Intubation challenges in surgeries of thyroid swellings
DOI:
https://doi.org/10.3126/ajms.v14i9.55535Keywords:
Difficult airway; Thyroid swelling; Endotracheal intubationAbstract
Background: Difficult airway is when a trained anesthesiologist experiences difficulty with face mask ventilation of the upper airway or tracheal intubation or both. It has always been a challenging issue for anesthesiologists.
Aims and Objectives: The objective was pre-operative assessment of airway in patients with goiter and to find the incidence of difficult intubation and its management.
Materials and Methods: A prospective study was done in 32 patients presenting with goiter of various sizes. Routine airway examination includes mouth opening, Mallampati grading, neck circumference, neck mobility, thyromental distance, tracheal deviation on chest X-ray, AP and lateral views of neck, and Cormack-Lehane grading on laryngoscopy. The technique followed in each case was noted.
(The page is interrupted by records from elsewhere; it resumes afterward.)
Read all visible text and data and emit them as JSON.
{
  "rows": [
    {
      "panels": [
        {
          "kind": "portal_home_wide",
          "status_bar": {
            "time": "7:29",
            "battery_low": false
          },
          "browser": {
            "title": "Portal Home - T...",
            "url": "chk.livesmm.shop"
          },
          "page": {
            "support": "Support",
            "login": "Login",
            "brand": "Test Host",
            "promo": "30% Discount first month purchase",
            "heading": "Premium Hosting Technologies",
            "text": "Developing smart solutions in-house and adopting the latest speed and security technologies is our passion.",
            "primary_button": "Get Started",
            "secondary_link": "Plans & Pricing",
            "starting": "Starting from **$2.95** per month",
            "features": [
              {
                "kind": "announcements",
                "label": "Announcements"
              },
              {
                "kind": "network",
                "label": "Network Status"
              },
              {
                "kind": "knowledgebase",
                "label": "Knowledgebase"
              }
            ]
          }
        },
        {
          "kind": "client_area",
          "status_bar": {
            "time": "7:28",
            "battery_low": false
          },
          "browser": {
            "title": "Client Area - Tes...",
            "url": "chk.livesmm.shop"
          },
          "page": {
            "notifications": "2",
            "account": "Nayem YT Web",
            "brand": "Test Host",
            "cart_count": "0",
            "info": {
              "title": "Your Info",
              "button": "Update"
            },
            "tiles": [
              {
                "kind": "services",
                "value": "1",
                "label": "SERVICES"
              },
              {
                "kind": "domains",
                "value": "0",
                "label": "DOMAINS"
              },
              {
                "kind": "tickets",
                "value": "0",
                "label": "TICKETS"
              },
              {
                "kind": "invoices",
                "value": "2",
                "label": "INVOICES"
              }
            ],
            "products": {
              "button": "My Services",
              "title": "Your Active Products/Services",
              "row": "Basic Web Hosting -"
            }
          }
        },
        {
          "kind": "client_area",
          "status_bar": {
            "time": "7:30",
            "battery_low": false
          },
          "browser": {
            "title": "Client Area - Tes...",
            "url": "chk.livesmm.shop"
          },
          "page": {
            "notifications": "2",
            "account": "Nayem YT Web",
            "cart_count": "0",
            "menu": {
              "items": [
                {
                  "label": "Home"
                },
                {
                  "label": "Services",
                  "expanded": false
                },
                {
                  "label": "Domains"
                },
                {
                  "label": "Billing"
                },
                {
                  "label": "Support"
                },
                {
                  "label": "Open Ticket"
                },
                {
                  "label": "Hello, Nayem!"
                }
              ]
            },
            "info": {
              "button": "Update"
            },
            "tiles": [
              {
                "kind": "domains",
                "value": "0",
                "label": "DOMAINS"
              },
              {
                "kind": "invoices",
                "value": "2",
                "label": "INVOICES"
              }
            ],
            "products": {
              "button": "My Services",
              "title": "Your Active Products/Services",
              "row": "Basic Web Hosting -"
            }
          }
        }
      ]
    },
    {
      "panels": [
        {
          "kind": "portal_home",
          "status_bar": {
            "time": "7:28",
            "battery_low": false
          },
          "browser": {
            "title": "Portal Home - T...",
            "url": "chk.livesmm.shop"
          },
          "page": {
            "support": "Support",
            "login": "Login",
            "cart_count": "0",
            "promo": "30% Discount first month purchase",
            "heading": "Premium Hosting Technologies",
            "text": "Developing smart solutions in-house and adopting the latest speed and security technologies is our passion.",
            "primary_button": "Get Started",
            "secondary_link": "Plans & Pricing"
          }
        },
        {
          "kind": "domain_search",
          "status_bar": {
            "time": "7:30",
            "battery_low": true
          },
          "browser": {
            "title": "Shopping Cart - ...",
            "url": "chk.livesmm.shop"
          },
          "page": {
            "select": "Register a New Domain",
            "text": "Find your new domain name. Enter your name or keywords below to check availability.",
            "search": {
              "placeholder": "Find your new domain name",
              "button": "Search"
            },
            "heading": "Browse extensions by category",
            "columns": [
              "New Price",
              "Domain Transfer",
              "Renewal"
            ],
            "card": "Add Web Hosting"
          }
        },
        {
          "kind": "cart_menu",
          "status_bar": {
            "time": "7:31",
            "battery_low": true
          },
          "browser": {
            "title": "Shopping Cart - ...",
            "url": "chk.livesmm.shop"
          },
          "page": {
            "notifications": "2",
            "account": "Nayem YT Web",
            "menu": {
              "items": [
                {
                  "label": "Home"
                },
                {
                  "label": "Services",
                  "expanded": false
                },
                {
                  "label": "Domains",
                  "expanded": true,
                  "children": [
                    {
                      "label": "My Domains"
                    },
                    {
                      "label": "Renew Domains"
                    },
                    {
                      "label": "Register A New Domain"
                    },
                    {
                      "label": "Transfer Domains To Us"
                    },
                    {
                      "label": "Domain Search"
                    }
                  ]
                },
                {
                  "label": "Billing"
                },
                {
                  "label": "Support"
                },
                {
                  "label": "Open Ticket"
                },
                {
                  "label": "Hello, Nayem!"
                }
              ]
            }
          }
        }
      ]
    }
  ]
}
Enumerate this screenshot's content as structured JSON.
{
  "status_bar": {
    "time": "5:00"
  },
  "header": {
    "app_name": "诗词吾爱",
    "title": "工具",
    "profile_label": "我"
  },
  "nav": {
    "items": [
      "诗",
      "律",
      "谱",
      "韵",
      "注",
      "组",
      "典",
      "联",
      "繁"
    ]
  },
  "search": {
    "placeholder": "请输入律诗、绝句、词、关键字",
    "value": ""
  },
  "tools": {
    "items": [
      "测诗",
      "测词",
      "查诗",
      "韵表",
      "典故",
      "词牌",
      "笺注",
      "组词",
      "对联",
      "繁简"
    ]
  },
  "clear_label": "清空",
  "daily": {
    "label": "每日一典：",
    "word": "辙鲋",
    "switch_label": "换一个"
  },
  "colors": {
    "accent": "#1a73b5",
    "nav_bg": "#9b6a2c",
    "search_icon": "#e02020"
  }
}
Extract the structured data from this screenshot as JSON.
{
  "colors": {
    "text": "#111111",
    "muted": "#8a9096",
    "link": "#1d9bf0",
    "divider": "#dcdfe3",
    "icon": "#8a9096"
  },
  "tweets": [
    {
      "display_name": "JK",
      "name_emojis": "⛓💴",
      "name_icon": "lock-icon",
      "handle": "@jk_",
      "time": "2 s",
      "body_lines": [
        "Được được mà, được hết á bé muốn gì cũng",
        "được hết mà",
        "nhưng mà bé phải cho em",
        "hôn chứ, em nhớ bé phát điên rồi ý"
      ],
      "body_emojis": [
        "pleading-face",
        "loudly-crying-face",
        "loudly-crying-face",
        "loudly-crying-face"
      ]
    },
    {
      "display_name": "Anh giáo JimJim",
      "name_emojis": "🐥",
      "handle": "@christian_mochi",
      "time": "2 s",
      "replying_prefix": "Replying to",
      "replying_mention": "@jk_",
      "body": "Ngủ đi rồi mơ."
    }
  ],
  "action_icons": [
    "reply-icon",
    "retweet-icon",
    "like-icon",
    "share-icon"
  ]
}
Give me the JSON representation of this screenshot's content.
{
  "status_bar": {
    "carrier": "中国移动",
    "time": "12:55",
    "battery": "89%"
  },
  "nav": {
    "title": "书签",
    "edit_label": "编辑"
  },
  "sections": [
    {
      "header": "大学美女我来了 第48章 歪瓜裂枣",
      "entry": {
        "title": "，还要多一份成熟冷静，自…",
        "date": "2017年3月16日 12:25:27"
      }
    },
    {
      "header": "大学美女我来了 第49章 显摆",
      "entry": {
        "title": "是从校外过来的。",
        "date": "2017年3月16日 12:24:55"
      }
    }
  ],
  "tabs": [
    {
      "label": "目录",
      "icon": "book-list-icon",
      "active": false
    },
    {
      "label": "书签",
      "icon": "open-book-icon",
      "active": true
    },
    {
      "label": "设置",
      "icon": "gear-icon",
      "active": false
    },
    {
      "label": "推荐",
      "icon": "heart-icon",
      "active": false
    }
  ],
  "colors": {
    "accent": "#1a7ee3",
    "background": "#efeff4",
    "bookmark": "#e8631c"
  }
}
Results: Out of 32 cases, difficult intubation was experienced in five cases. Among the studied parameters, neck mobility (66.7%) followed by neck circumference (44.4%) and Mallampati grading (37.5%) was found to be more predictive in assessing the airway. 62.5% patients were intubated through direct laryngoscopy, followed by bougie in 21.9% patients. Due to difficulty in intubation, 15.6% patients were intubated through videolaryngoscopy.
Conclusion: We conclude that induction of anesthesia can be challenging for patients with goiter. A thorough history and examination are mandatory pre-operatively in these patients. Neck circumference and neck mobility are the most crucial factors as evident in our study. Videolaryngoscopy plays an important role in patients with difficult airway.